LYNCH AND SELECTIVE SERVICE
Little noticed in the kerfuffle about the U.S. defence department bringing its draft boards out of 30 years of dormancy (presumably just in case) is this little caveat:
"Local and Appeal Boards throughout America would decide which young men, who submit a claim, receive deferments, postponements or exemptions from military service."
The U.S. conscription law is quite clear... only men are eligible. It's an interesting convergence this week... you have a 30 year-old machine of the state exempting women in large part from military service being refuelled if not restarted, at the same time the ordeal of Jessica Lynch has rekindled the debate over military service by women, at least to some ways of thinking. Meanwhile you have a movie (Matrix Revolutions) which prompts Roger Ebert to comment that the role of women in action movies, doing military things, has never been greater.
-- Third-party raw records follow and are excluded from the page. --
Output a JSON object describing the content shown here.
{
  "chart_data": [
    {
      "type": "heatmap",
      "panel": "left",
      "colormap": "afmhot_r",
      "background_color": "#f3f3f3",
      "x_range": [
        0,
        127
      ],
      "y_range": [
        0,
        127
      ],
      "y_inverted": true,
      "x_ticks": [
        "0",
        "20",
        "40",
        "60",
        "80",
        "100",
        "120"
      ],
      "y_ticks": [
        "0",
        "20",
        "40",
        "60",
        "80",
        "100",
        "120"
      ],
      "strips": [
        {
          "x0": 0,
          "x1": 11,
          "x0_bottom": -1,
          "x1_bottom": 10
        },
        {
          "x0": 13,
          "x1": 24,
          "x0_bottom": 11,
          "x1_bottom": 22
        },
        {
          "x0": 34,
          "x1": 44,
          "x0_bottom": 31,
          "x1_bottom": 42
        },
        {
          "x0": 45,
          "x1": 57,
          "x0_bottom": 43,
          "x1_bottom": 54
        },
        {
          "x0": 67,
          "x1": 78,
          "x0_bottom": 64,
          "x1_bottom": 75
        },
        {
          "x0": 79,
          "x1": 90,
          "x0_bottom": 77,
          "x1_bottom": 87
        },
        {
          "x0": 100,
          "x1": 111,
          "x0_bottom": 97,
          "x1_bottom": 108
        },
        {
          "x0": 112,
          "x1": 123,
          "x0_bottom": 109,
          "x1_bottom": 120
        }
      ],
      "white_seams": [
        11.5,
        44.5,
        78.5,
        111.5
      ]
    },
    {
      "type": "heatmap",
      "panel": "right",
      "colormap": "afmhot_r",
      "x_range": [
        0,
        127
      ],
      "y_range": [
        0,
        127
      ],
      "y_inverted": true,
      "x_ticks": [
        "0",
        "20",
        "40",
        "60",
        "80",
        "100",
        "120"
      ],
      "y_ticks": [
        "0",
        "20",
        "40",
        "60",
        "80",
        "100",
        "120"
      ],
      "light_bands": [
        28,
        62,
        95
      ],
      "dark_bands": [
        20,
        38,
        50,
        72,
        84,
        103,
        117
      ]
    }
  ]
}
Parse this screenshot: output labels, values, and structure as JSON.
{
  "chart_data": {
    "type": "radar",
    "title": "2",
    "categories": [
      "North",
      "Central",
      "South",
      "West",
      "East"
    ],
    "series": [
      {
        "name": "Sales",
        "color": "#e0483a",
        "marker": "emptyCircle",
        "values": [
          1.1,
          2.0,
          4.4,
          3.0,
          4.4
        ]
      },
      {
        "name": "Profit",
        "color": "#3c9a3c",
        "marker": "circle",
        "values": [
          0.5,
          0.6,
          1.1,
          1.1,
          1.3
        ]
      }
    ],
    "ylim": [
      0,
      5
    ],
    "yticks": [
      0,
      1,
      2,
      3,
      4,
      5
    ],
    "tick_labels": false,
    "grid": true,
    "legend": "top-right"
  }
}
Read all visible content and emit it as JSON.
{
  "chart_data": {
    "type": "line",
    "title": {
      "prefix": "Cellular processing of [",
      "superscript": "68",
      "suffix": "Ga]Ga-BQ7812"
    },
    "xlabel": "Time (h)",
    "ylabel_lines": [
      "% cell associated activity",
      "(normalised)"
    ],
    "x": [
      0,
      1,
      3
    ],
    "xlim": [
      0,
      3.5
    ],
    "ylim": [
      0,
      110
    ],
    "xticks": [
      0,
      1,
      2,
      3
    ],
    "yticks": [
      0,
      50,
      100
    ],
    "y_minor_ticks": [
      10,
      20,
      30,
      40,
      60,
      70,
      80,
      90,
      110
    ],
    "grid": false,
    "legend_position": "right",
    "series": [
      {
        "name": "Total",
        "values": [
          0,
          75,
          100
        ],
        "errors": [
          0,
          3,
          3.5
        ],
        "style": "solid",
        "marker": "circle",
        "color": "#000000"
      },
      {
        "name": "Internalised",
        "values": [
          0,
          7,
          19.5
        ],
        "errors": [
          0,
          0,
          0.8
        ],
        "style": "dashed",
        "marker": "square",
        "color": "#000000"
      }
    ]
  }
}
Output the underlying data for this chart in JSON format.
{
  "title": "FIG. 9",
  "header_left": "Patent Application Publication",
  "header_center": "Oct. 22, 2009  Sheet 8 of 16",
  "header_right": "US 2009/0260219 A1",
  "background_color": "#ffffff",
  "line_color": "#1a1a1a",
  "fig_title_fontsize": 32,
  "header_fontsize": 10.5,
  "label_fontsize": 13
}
One thing seems for certain. With over 212,000 active duty servicewomen in the American forces now (out of a total of 1.4 million), it would be extremely difficult to replace them without resorting to selective service. The Rubicon, it seems, has been crossed on this issue. The question now is what else needs to be rethought if we're to keep up.
UPDATE: They yanked the press release. Must be one of those new-model memory holes. The relevant text is quoted in Flitters.
HELICOPTER UPDATE: CHINOOK GOT FLARES OFF
Turns out the Chinook that crashed in Iraq had flare dispensers and used them, without effect, when it was targeted.
Little known fact about flares is that they're generally only useful to distract heatseekers if combined with altitude, quantity (lots of them) and/or violent maneuvering by the target plane... none of which the Chinook, flying low and slow with little warning, could have benefitted from. (The ideal state for flares, in fact, is to have them in the air BEFORE the missile acquires and launches, so that the operator presses the trigger on a false positive... that's why, if you've ever seen an A-10 practicing a gun air-to-ground engagement, it's dropping flares all over the damn place, using its automatic dispensers, before it's even in close range of its quarry.)
The same goes double for passenger jets at the point of most danger from a terrorist SAM attack, shortly after takeoff. The automated IR jamming technologies now being worked on would offer more hope for commercial jets, but any move to widely deploy the currently available flare systems on commercial air traffic outside of the highest-risk airports is almost certain to be a waste of money.